An AFL-CIO analysis comes up with an average CEO compensation package of $10.8 million. This labor federation calculation includes the value of new stock options granted executives. Business Week's figures includes only the value of options exercised, that is, turned into actual stock.
Using Business Week's numbers, average CEO compensation was 42 times that of the average worker in 1980, 85 times by 1990, 531 times in 2000, and 431 times in 2001.
Last year, the average worker was paid $26,267, while the average CEO received 282 times that amount.
Such comparisons can get companies in trouble. At American Airlines, workers and union leaders were outraged last week after learning that while they were asked to accept $1.8 billion in annual wage cuts, the company gave seven executives lucrative retention bonuses if they stayed until January 2005. And last October, the airline made a $41 million pretax payment to a trust fund to protect the pensions of 45 executives in the event of bankruptcy.
Critics call such deals "stealth wealth." They are less known to the public.
In American Airlines' case, the special perks cost CEO Donald Carty his job. He resigned Thursday. Next day, flight attendants agreed to concessions expected to save the company from bankruptcy.
During the 1990s, the dramatic rise in executive pay was justified on the basis of pay for performance. Stock prices were rising. Shareholders were getting rich as well.
But the stock market collapse has "shattered" that rationale, says Chris Hartman, research director at UFE.
Though the value of options fell, he says, corporate boards tried to offset those losses with pay hikes, stealth wealth (fancy pensions), or other means.
Meanwhile shareholders have seen about $8 trillion of their paper wealth disappear since March 2000.

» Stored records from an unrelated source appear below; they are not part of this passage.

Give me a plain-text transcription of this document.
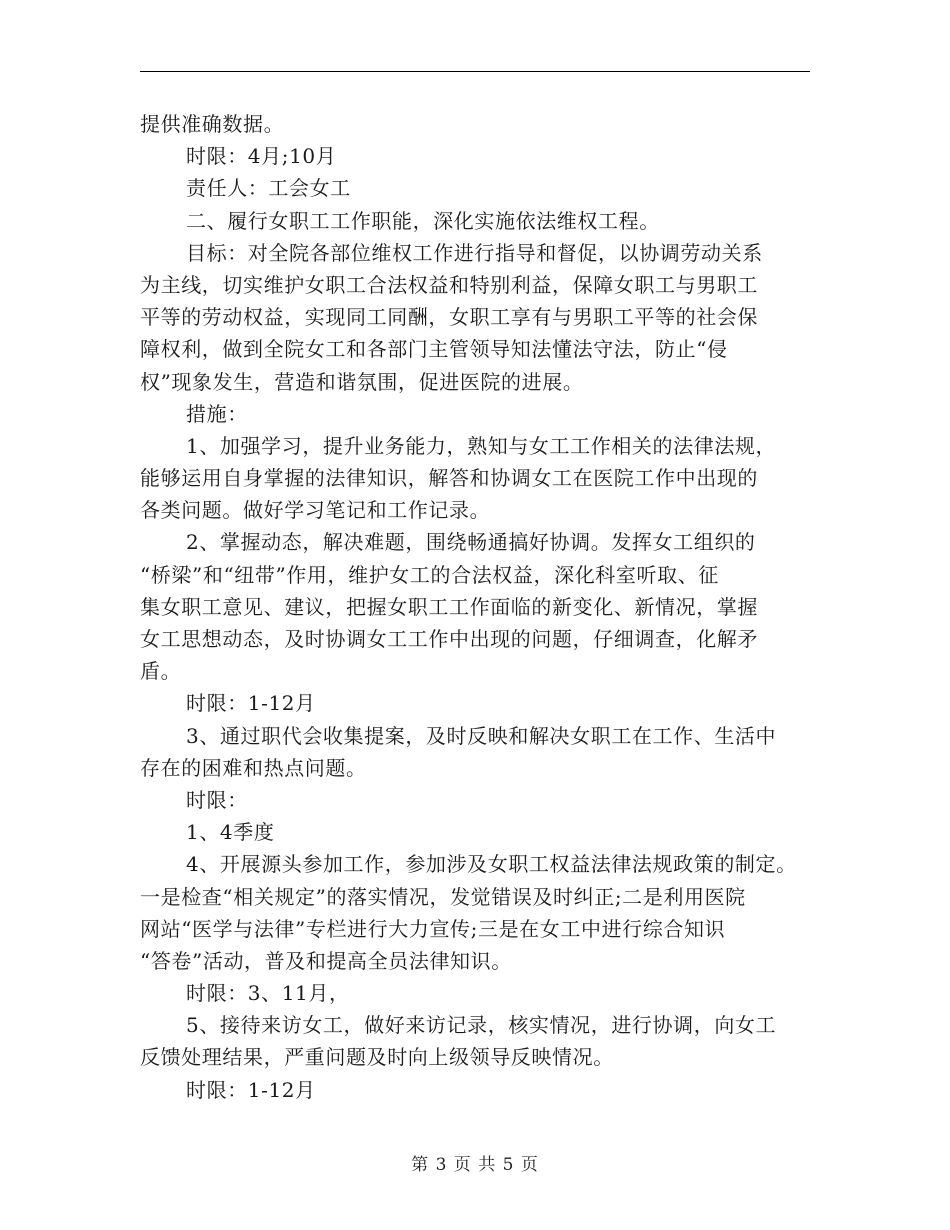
提供准确数据。
时限：4月;10月
责任人：工会女工
二、履行女职工工作职能，深化实施依法维权工程。
目标：对全院各部位维权工作进行指导和督促，以协调劳动关系
为主线，切实维护女职工合法权益和特别利益，保障女职工与男职工
平等的劳动权益，实现同工同酬，女职工享有与男职工平等的社会保
障权利，做到全院女工和各部门主管领导知法懂法守法，防止“侵
权”现象发生，营造和谐氛围，促进医院的进展。
措施：
1、加强学习，提升业务能力，熟知与女工工作相关的法律法规，
能够运用自身掌握的法律知识，解答和协调女工在医院工作中出现的
各类问题。做好学习笔记和工作记录。
2、掌握动态，解决难题，围绕畅通搞好协调。发挥女工组织的
“桥梁”和“纽带”作用，维护女工的合法权益，深化科室听取、征
集女职工意见、建议，把握女职工工作面临的新变化、新情况，掌握
女工思想动态，及时协调女工工作中出现的问题，仔细调查，化解矛
盾。
时限：1-12月
3、通过职代会收集提案，及时反映和解决女职工在工作、生活中
存在的困难和热点问题。
时限：
1、4季度
4、开展源头参加工作，参加涉及女职工权益法律法规政策的制定。
一是检查“相关规定”的落实情况，发觉错误及时纠正;二是利用医院
网站“医学与法律”专栏进行大力宣传;三是在女工中进行综合知识
“答卷”活动，普及和提高全员法律知识。
时限：3、11月，
5、接待来访女工，做好来访记录，核实情况，进行协调，向女工
反馈处理结果，严重问题及时向上级领导反映情况。
时限：1-12月
第 3 页 共 5 页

But some say the market for executives is similar to that of professional athletes. As a result, boards have to bid more for good executives.
Critics regard this argument as nonsense. "CEOs control their own pay," says Mr. Hartman. They usually chair corporate boards and appoint members of the compensation committee. Board members, even those described as independent, are often from the same well-to-do class and thus sympathetic to CEO pay requests.

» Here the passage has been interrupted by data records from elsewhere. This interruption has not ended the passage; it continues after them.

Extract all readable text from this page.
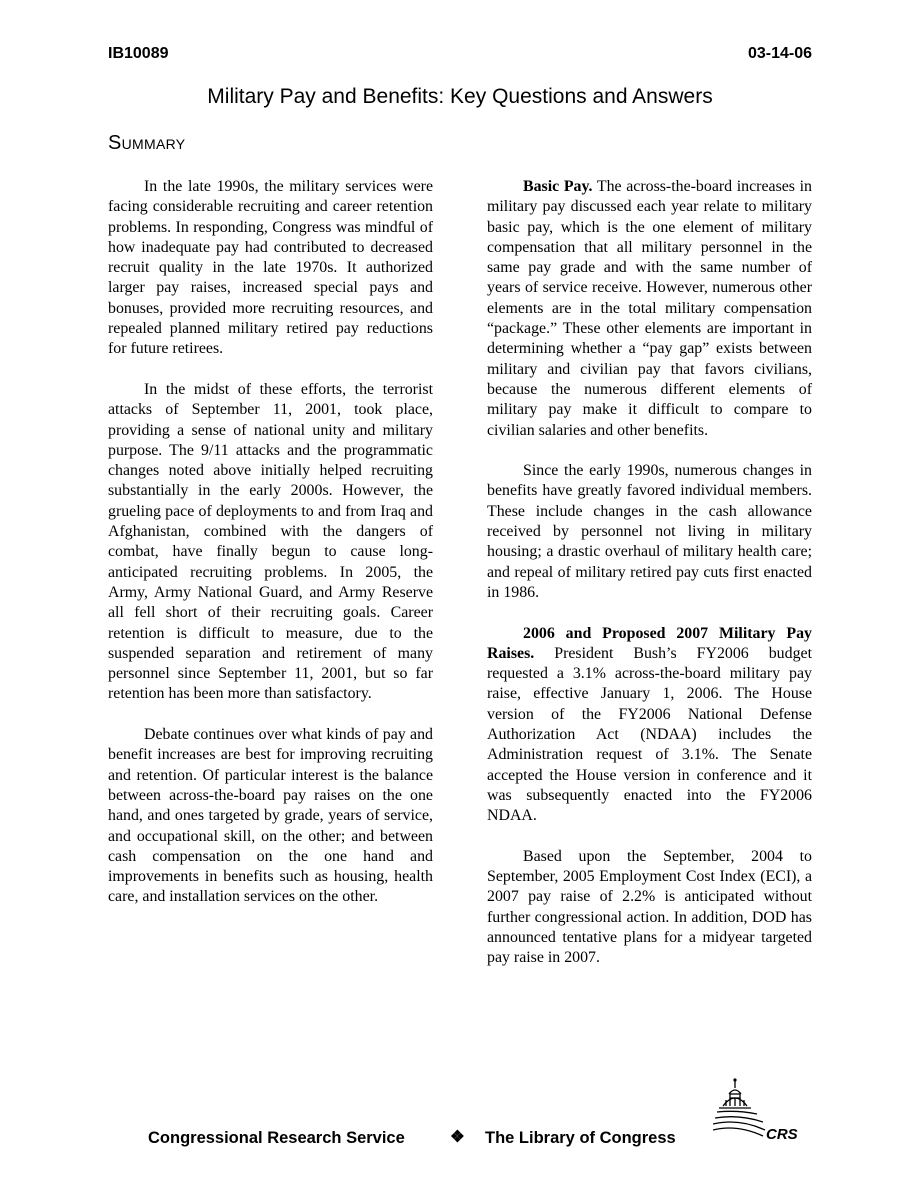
IB10089	03-14-06
Military Pay and Benefits: Key Questions and Answers
Summary

In the late 1990s, the military services were facing considerable recruiting and career retention problems. In responding, Congress was mindful of how inadequate pay had contributed to decreased recruit quality in the late 1970s. It authorized larger pay raises, increased special pays and bonuses, provided more recruiting resources, and repealed planned military retired pay reductions for future retirees.

In the midst of these efforts, the terrorist attacks of September 11, 2001, took place, providing a sense of national unity and military purpose. The 9/11 attacks and the programmatic changes noted above initially helped recruiting substantially in the early 2000s. However, the grueling pace of deployments to and from Iraq and Afghanistan, combined with the dangers of combat, have finally begun to cause long-anticipated recruiting problems. In 2005, the Army, Army National Guard, and Army Reserve all fell short of their recruiting goals. Career retention is difficult to measure, due to the suspended separation and retirement of many personnel since September 11, 2001, but so far retention has been more than satisfactory.

Debate continues over what kinds of pay and benefit increases are best for improving recruiting and retention. Of particular interest is the balance between across-the-board pay raises on the one hand, and ones targeted by grade, years of service, and occupational skill, on the other; and between cash compensation on the one hand and improvements in benefits such as housing, health care, and installation services on the other.

Basic Pay. The across-the-board increases in military pay discussed each year relate to military basic pay, which is the one element of military compensation that all military personnel in the same pay grade and with the same number of years of service receive. However, numerous other elements are in the total military compensation “package.” These other elements are important in determining whether a “pay gap” exists between military and civilian pay that favors civilians, because the numerous different elements of military pay make it difficult to compare to civilian salaries and other benefits.

Since the early 1990s, numerous changes in benefits have greatly favored individual members. These include changes in the cash allowance received by personnel not living in military housing; a drastic overhaul of military health care; and repeal of military retired pay cuts first enacted in 1986.

2006 and Proposed 2007 Military Pay Raises. President Bush’s FY2006 budget requested a 3.1% across-the-board military pay raise, effective January 1, 2006. The House version of the FY2006 National Defense Authorization Act (NDAA) includes the Administration request of 3.1%. The Senate accepted the House version in conference and it was subsequently enacted into the FY2006 NDAA.

Based upon the September, 2004 to September, 2005 Employment Cost Index (ECI), a 2007 pay raise of 2.2% is anticipated without further congressional action. In addition, DOD has announced tentative plans for a midyear targeted pay raise in 2007.

Congressional Research Service	❖ The Library of Congress	CRS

For guidance, compensation committees usually look at CEO pay surveys compiled by consultants. One such group, Towers Perrin of New York, in a study of last year's pay numbers saw "a moderation of the so-called Lake Woebegon effect, where every company's board wants to consider their CEO to be above average."

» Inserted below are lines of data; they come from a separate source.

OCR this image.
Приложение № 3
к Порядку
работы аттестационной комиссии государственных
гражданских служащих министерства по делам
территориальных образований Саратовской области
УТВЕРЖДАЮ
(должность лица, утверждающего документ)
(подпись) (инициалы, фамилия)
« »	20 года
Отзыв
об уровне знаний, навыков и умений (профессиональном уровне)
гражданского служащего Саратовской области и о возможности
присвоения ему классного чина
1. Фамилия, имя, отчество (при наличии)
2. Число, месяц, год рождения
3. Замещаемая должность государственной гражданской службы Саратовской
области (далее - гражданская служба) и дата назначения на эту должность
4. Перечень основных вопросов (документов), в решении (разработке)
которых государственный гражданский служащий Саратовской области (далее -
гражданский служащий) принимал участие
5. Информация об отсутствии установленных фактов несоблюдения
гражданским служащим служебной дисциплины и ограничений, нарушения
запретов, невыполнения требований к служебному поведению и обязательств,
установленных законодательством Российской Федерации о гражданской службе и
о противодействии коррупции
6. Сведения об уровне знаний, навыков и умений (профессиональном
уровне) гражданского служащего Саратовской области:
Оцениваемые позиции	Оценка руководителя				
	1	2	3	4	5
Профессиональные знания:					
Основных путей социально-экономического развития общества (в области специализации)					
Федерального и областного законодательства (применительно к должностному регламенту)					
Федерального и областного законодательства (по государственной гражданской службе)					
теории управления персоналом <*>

Instead of aiming to pay senior execs in the 75th percentile or higher, they now strive for the 50th to 65th percentile. But even that still ratchets up CEO pay each year. What's to be done?
The AFL-CIO is petitioning the Securities and Exchange Commission to give institutional investors more clout in selecting independent directors. When seeking shareholder approval of its "hand picked" directors with a proxy card, a company would be required to include on that card alternative directors nominated by, say, a mutual fund or pension fund owning a sizable chunk of that company's shares.
Since unions manage $400 billion of the $6 trillion total in workers' pension money, they would have some modest influence, notes Brandon Rees, a research analyst at the AFL-CIO.
In the meantime, a host of shareholder resolutions, many successful, are limiting executive-pay packages at some firms.
"We are seeing a backlash starting to develop," says Mr. Rees. "But we're not there yet."